It’s almost too great a stretch to believe that Bobcat Goldthwait, the shrill comedian who enjoyed 15 minutes of fame in the late '80s, could have become one of Hollywood’s most interesting and daring writer/directors. But it’s true and World’s Greatest Dad, the sickest, smartest comedy to come from America in a long time, proves it.
Goldthwait’s film, like his debut effort Shakes the Clown (1991), takes as its central theme the shallow pursuit of fame, and all of the denials associated with it. It is a fascinating subject of which Goldthwait, whose film career peaked after sidekick roles in Police Academy 2, 3 and 4, can claim to have had first-hand experience.
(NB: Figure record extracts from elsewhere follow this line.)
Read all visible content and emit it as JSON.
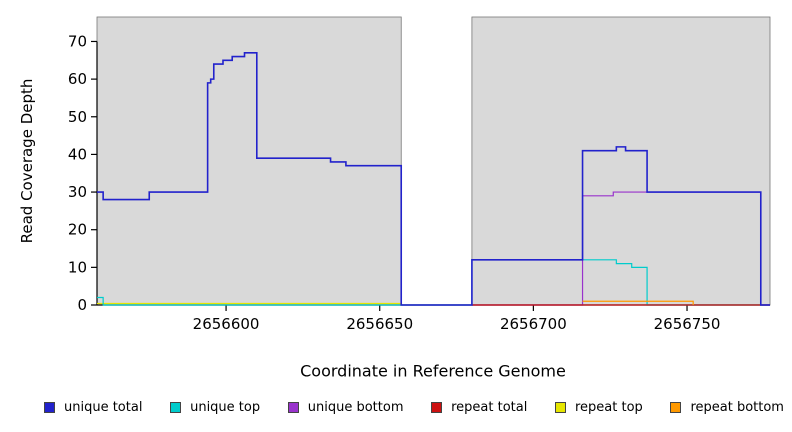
{
  "chart_data": {
    "type": "line",
    "subtype": "step-after",
    "title": "",
    "xlabel": "Coordinate in Reference Genome",
    "ylabel": "Read Coverage Depth",
    "xlim": [
      2656558,
      2656777
    ],
    "ylim": [
      0,
      76.5
    ],
    "x_ticks": [
      2656600,
      2656650,
      2656700,
      2656750
    ],
    "y_ticks": [
      0,
      10,
      20,
      30,
      40,
      50,
      60,
      70
    ],
    "grid": false,
    "plot_background": "#ffffff",
    "shaded_regions": [
      {
        "x0": 2656558,
        "x1": 2656657,
        "color": "#d9d9d9"
      },
      {
        "x0": 2656680,
        "x1": 2656777,
        "color": "#d9d9d9"
      }
    ],
    "gap_region": {
      "x0": 2656657,
      "x1": 2656680
    },
    "series": [
      {
        "name": "repeat top",
        "color": "#e6e600",
        "width": 1.2,
        "points": [
          [
            2656558,
            0.4
          ],
          [
            2656657,
            0.4
          ]
        ]
      },
      {
        "name": "unique top",
        "color": "#00cccc",
        "width": 1.2,
        "points": [
          [
            2656558,
            2
          ],
          [
            2656560,
            0
          ],
          [
            2656680,
            12
          ],
          [
            2656727,
            11
          ],
          [
            2656732,
            10
          ],
          [
            2656737,
            0
          ],
          [
            2656777,
            0
          ]
        ]
      },
      {
        "name": "unique bottom",
        "color": "#9933cc",
        "width": 1.2,
        "points": [
          [
            2656680,
            0
          ],
          [
            2656716,
            29
          ],
          [
            2656726,
            30
          ],
          [
            2656774,
            0
          ],
          [
            2656777,
            0
          ]
        ]
      },
      {
        "name": "repeat total",
        "color": "#cc1111",
        "width": 1.2,
        "points": [
          [
            2656680,
            0
          ],
          [
            2656777,
            0
          ]
        ]
      },
      {
        "name": "repeat bottom",
        "color": "#ff9900",
        "width": 1.2,
        "points": [
          [
            2656716,
            1
          ],
          [
            2656752,
            0
          ]
        ]
      },
      {
        "name": "unique total",
        "color": "#2222cc",
        "width": 1.6,
        "points": [
          [
            2656558,
            30
          ],
          [
            2656560,
            28
          ],
          [
            2656575,
            30
          ],
          [
            2656594,
            59
          ],
          [
            2656595,
            60
          ],
          [
            2656596,
            64
          ],
          [
            2656599,
            65
          ],
          [
            2656602,
            66
          ],
          [
            2656606,
            67
          ],
          [
            2656610,
            39
          ],
          [
            2656634,
            38
          ],
          [
            2656639,
            37
          ],
          [
            2656657,
            0
          ],
          [
            2656680,
            12
          ],
          [
            2656716,
            41
          ],
          [
            2656727,
            42
          ],
          [
            2656730,
            41
          ],
          [
            2656737,
            30
          ],
          [
            2656774,
            0
          ],
          [
            2656777,
            0
          ]
        ]
      }
    ],
    "legend": {
      "position": "bottom",
      "entries": [
        {
          "label": "unique total",
          "color": "#2222cc"
        },
        {
          "label": "unique top",
          "color": "#00cccc"
        },
        {
          "label": "unique bottom",
          "color": "#9933cc"
        },
        {
          "label": "repeat total",
          "color": "#cc1111"
        },
        {
          "label": "repeat top",
          "color": "#e6e600"
        },
        {
          "label": "repeat bottom",
          "color": "#ff9900"
        }
      ]
    }
  }
}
Lance Clayton (Robin Williams) is a meek high-school English teacher who, despite years of rejection, still yearns to enjoy fame and fortune as a published writer. He lives with Kyle, his utterly objectionable son (a repulsive, hilarious Daryl Sabara), who hurls vicious insults at his father, his best friend Andrew (Evan Martin) and the student body in general, when not indulging in all manner of sexual self-abuse. When Clayton loses his son after Kyle misjudges a session of auto erotic-asphyxiation, he pens a suicide note that he feels best honours the confused young man Kyle had become. Clayton does not anticipate that the note with come to speak to and for all the sad and disenfranchised youths of modern American society, nor that it might deliver him the celebrity for which he has so yearned.
Goldthwait knows that only out of the darkest places can one find true illumination. Williams, in one of the bravest roles of his career, knows this – the best stand-up comedy he ever did was when he delved inside his own substance abuse problems and family issues – and he follows his director with a fierce commitment to the heart of the material. The extended, single-shot scene in which Lance discovers his dead son is staged in all its agonising reality; it is some of the best work Williams has ever done.
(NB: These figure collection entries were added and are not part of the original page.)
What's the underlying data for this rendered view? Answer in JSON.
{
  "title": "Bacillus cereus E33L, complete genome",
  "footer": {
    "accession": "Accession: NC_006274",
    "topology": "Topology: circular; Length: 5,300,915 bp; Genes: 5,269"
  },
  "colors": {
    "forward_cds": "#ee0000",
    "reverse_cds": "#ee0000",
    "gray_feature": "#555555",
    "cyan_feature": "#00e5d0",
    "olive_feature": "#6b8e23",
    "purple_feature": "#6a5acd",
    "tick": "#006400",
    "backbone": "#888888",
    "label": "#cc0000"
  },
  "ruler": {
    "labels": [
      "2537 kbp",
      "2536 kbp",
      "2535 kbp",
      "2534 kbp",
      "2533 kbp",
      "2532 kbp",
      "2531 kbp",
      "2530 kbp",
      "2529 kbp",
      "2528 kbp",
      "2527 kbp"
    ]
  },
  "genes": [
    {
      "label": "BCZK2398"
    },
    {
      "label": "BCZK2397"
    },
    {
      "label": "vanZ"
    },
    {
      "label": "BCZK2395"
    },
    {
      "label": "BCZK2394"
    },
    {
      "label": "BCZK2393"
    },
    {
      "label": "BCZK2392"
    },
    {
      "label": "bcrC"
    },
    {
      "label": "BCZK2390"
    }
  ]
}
Mesmerisingly crude at times, World’s Greatest Dad is also a brutally frank film. Goldthwait riffs on sexual politics and ageing, and uses the high-school-as-a-microcosm device with the assuredness of a director with a keen ear for both caustic, bitter dialogue and melancholy sentiment. But Goldthwait’s script is at its best when tracking Clayton’s immoral descent into the depths of his own lie. It is a Faustian tale for a generation that craves the validity of B-list notoriety. That his film is also bracingly original and agonisingly funny signals the rebirth of a Hollywood cast-off, back and stronger than ever before.